張副官微微一愣,想起救起他們的地方,知道了吳家村的位置,說:“那裡已經被日軍佔領了。”
吳愧沒說話,就那麽看著他。張副管找了個椅子坐下,說:“現在你們有倆個選擇,要麽從軍,要麽在這個府裡當個差。都是中國人,面對這種事,我深感同情,你們怎麽選。”
吳愧問道:“你們殺鬼子嗎?”
張副官端茶的手抖了下,他沒法回答他的話,因為他沒法說出目前東北軍的尷尬,日本人不做的過分,委員長是以守城為目的,而且他們目前也無法主動去跟日本人開戰。
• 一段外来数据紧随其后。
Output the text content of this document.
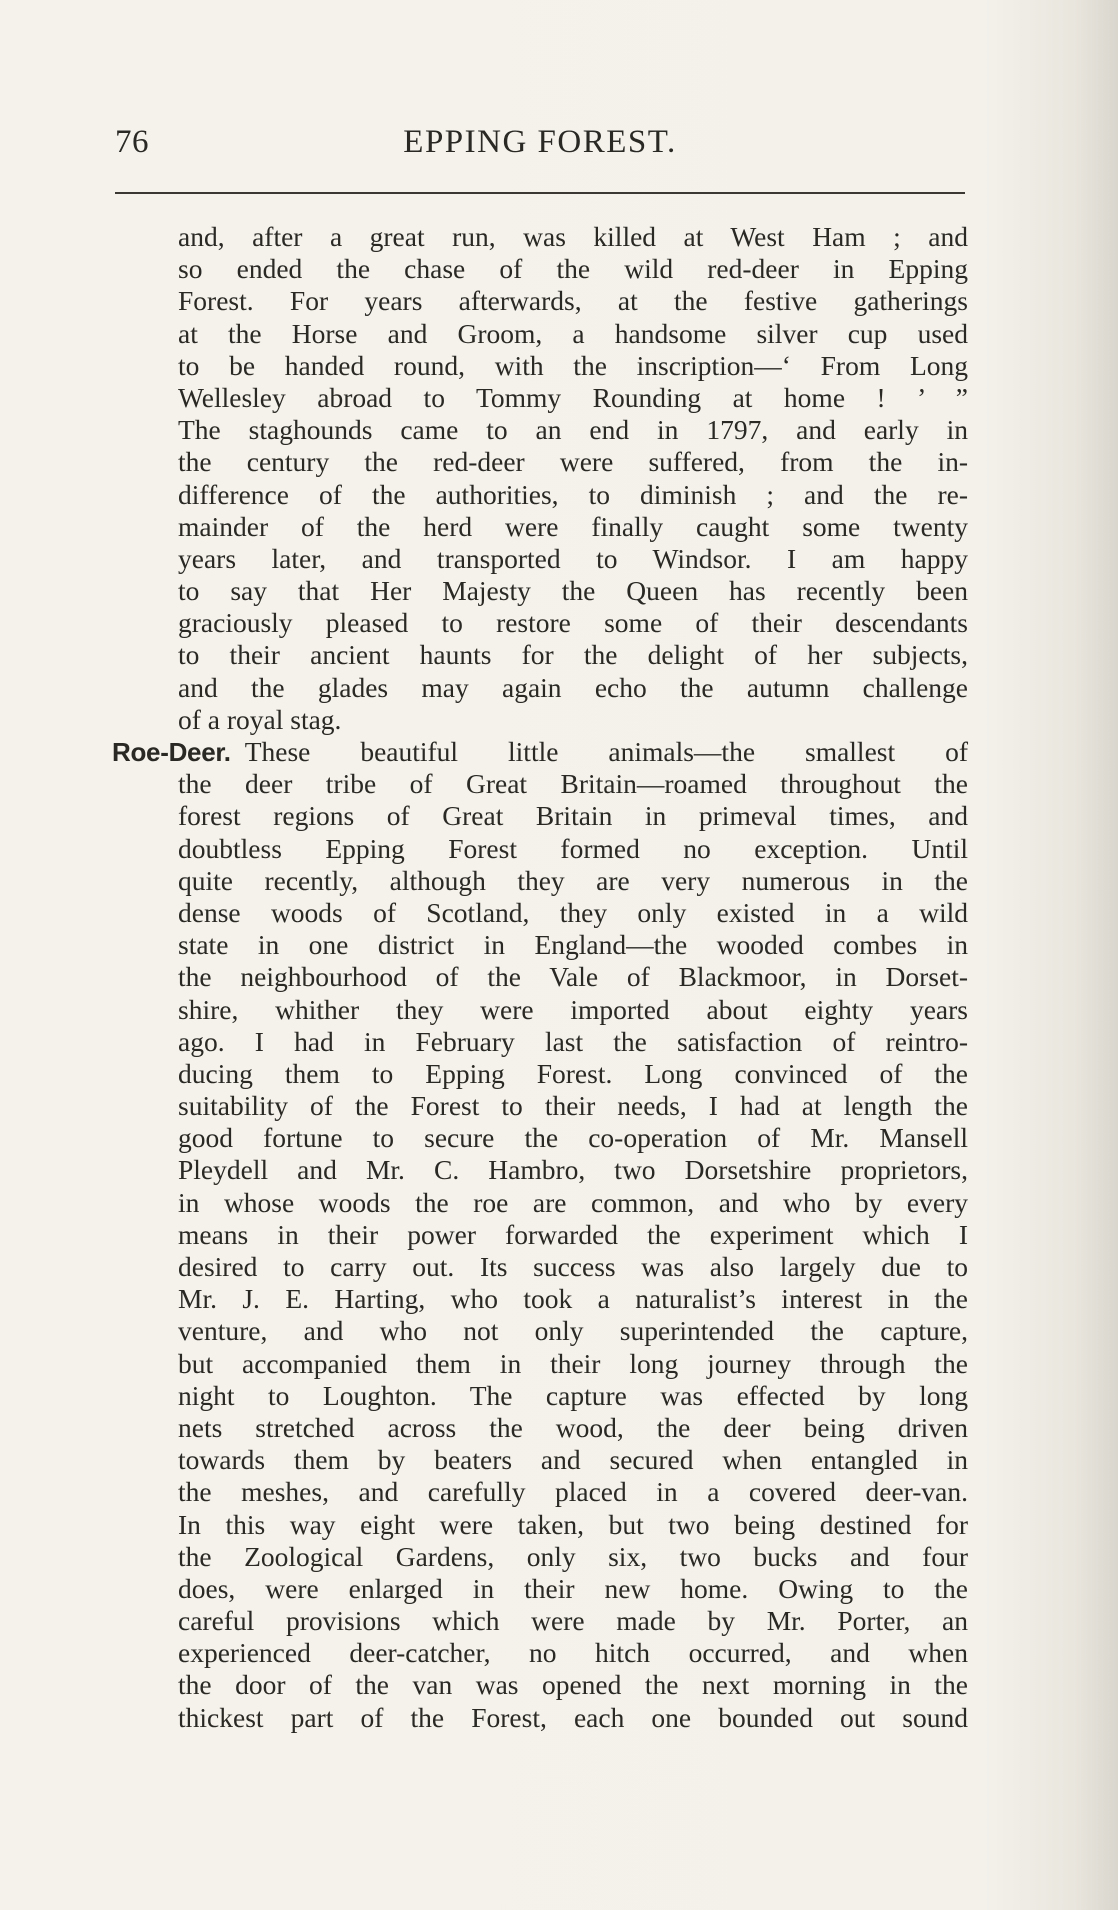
76	EPPING FOREST.
and, after a great run, was killed at West Ham ; and
so ended the chase of the wild red-deer in Epping
Forest. For years afterwards, at the festive gatherings
at the Horse and Groom, a handsome silver cup used
to be handed round, with the inscription—‘ From Long
Wellesley abroad to Tommy Rounding at home ! ’ ”
The staghounds came to an end in 1797, and early in
the century the red-deer were suffered, from the in-
difference of the authorities, to diminish ; and the re-
mainder of the herd were finally caught some twenty
years later, and transported to Windsor. I am happy
to say that Her Majesty the Queen has recently been
graciously pleased to restore some of their descendants
to their ancient haunts for the delight of her subjects,
and the glades may again echo the autumn challenge
of a royal stag.
Roe-Deer. These beautiful little animals—the smallest of
the deer tribe of Great Britain—roamed throughout the
forest regions of Great Britain in primeval times, and
doubtless Epping Forest formed no exception. Until
quite recently, although they are very numerous in the
dense woods of Scotland, they only existed in a wild
state in one district in England—the wooded combes in
the neighbourhood of the Vale of Blackmoor, in Dorset-
shire, whither they were imported about eighty years
ago. I had in February last the satisfaction of reintro-
ducing them to Epping Forest. Long convinced of the
suitability of the Forest to their needs, I had at length the
good fortune to secure the co-operation of Mr. Mansell
Pleydell and Mr. C. Hambro, two Dorsetshire proprietors,
in whose woods the roe are common, and who by every
means in their power forwarded the experiment which I
desired to carry out. Its success was also largely due to
Mr. J. E. Harting, who took a naturalist’s interest in the
venture, and who not only superintended the capture,
but accompanied them in their long journey through the
night to Loughton. The capture was effected by long
nets stretched across the wood, the deer being driven
towards them by beaters and secured when entangled in
the meshes, and carefully placed in a covered deer-van.
In this way eight were taken, but two being destined for
the Zoological Gardens, only six, two bucks and four
does, were enlarged in their new home. Owing to the
careful provisions which were made by Mr. Porter, an
experienced deer-catcher, no hitch occurred, and when
the door of the van was opened the next morning in the
thickest part of the Forest, each one bounded out sound
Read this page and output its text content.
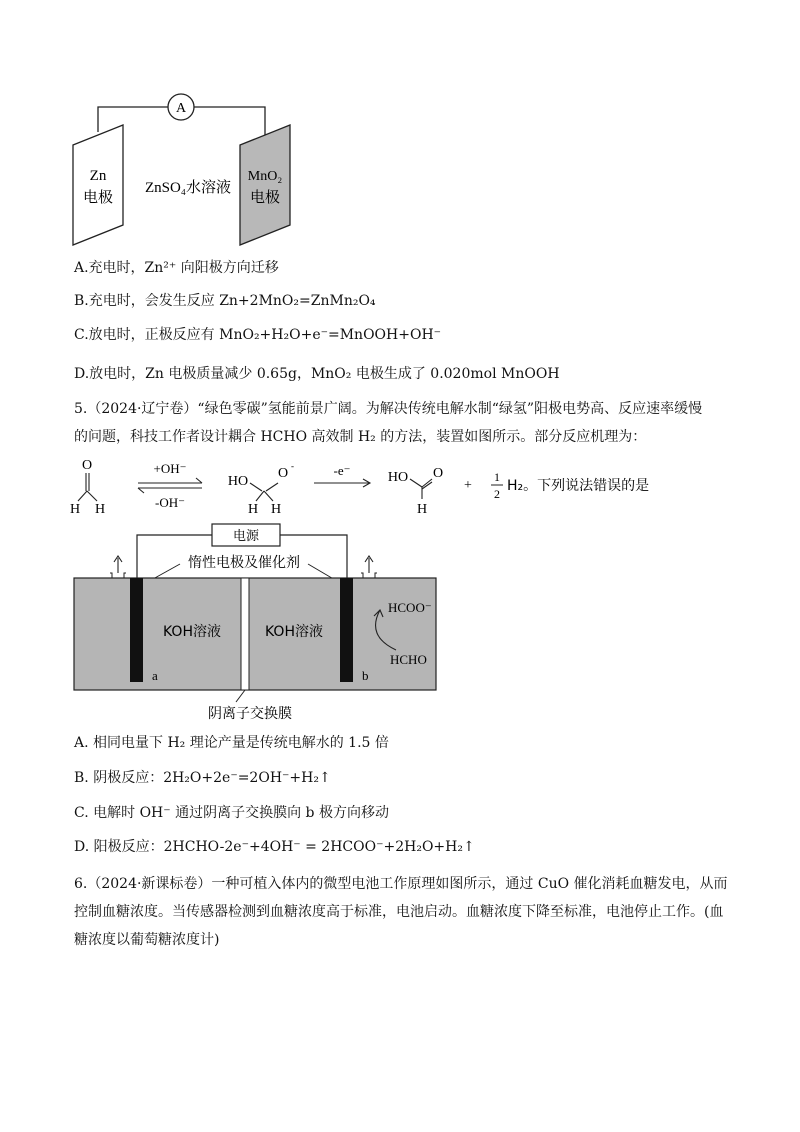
A
Zn
电极 ZnSO₄水溶液
MnO₂
电极
A.充电时，Zn²⁺ 向阳极方向迁移
B.充电时，会发生反应 Zn+2MnO₂=ZnMn₂O₄
C.放电时，正极反应有 MnO₂+H₂O+e⁻=MnOOH+OH⁻
D.放电时，Zn 电极质量减少 0.65g，MnO₂ 电极生成了 0.020mol MnOOH
5.（2024·辽宁卷）“绿色零碳”氢能前景广阔。为解决传统电解水制“绿氢”阳极电势高、反应速率缓慢
的问题，科技工作者设计耦合 HCHO 高效制 H₂ 的方法，装置如图所示。部分反应机理为：
O
H H
+OH⁻
-OH⁻
HO
O -
H H
-e⁻	HO O
H
+
1
2 H₂。下列说法错误的是
电源
惰性电极及催化剂
a	b
KOH溶液	KOH溶液
HCOO⁻
HCHO
阴离子交换膜
A. 相同电量下 H₂ 理论产量是传统电解水的 1.5 倍
B. 阴极反应：2H₂O+2e⁻=2OH⁻+H₂↑
C. 电解时 OH⁻ 通过阴离子交换膜向 b 极方向移动
D. 阳极反应：2HCHO-2e⁻+4OH⁻ = 2HCOO⁻+2H₂O+H₂↑
6.（2024·新课标卷）一种可植入体内的微型电池工作原理如图所示，通过 CuO 催化消耗血糖发电，从而控制血糖浓度。当传感器检测到血糖浓度高于标准，电池启动。血糖浓度下降至标准，电池停止工作。(血糖浓度以葡萄糖浓度计)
吳愧看見他的沉默,心裡咯噔一下。半晌,副官說:“會有那麽一天的。”
“也就是近期不會了?”吳愧問道。副官點了點頭。
“那我可以離開嗎?”吳愧又問。
副官驚訝的看著他:“你的意識是你想找個只打鬼子的隊伍?”
吳愧點了點頭,張副官笑了笑。“你憑什麽,走了出去,你能走多遠,出了東北,到處都是日軍的哨卡,你的本事又有多大?”
吳愧沉默了,他不笨,相對同村長大的人來說,他更聰慧一些。過了悲傷和憤怒的情緒,他的理智回來了,現實和理想在他面前讓他無法抉擇。
就在吳愧沉思的時候,張副管一拍桌子,身體騰空,一腳向他面門踹了過來。吳愧被突然的攻擊嚇了一跳,快速低身躲過著一腳,在副官飛到他頭上時,一個起身想把在空中頂起來。
張副官看見他的動作明白他的意圖,笑了一聲,心中高看了他一眼。單手拍在吳愧交叉的雙手,身形改變,一個用力在空中翻滾,落地。剛戰立,吳愧就來到他的面前,右手從左往下橫批。
是刀法啊,副官心裡想著,他後退一步,多開這記手刀,雙手合隆用力往下捶。吳愧看見如此,蹲下翻滾,在抬頭時候,副官的腳已經到他的眼前。躲不開了,吳愧心裡知道,雙手護住自己的臉,砰,被踢飛砸到了餐桌。
吳虎等人回過神來,扔下手裡的饅頭就要上去幫忙,“回來。”吳愧掙扎的從破桌子裡站起來,叫住要衝上的幾個人。
吳愧甩了甩胳膊,不理身上的湯湯水水。一彎腰蓄力, 猛地加速衝到副官面前。
“呦,還不服氣。”張副官調侃的說道。
吳愧不理左右手跟眼前人搏鬥,
張副官跟他對招,一個加速左肘狠狠頂住吳愧胸口,吳愧感覺胸悶疼痛侵襲著他的大腦,咬了下舌間沒讓自己暈倒,提膝撞向張副官的小腹。張副官,用右肘壓下他的膝蓋借力一推頂住他的下顎,吳愧瞬間被打飛了出去。 張副官收了身型,剛想說什麽,感覺臉夾一涼,有血流出。他擦了擦血,回頭看向身後插進房柱上的一片木屑,心裡震驚無以言表。
“你剛才已經死了,咳咳...”吳愧被攙扶著站了起來。
副官看了看這個年輕人,笑了,抬手拔槍,砰!
“想殺你,你早就死。這個年月,你覺得你的手段足夠你闖過那些日本人的堵截嗎?”副官收齊槍說道。
“你很優秀,還有進步的空間,留還是走,我明天來問你。”說完就走了。
吳愧看著自己飛出的木屑又看了看腳邊的槍眼,一言不發。
書房,張學良聽見槍響,沒有理會,依舊看著手裡各個電報。副官敲門進來,:“司令,我回來了。”
“怎麽樣?”張學良沒有抬頭問道。
“吳家村逃出來的,都是打獵長大的孩子,適合當兵的。領頭的少年,恩,是個好苗子。”張副官回達到。
張學良抬頭看了眼自己的副官,看見那摸血痕也是一愣,笑了笑“恩,看出來了。”
張副官不好意思的笑了笑,就是不知道明天,這群孩子,會怎樣的去選擇了。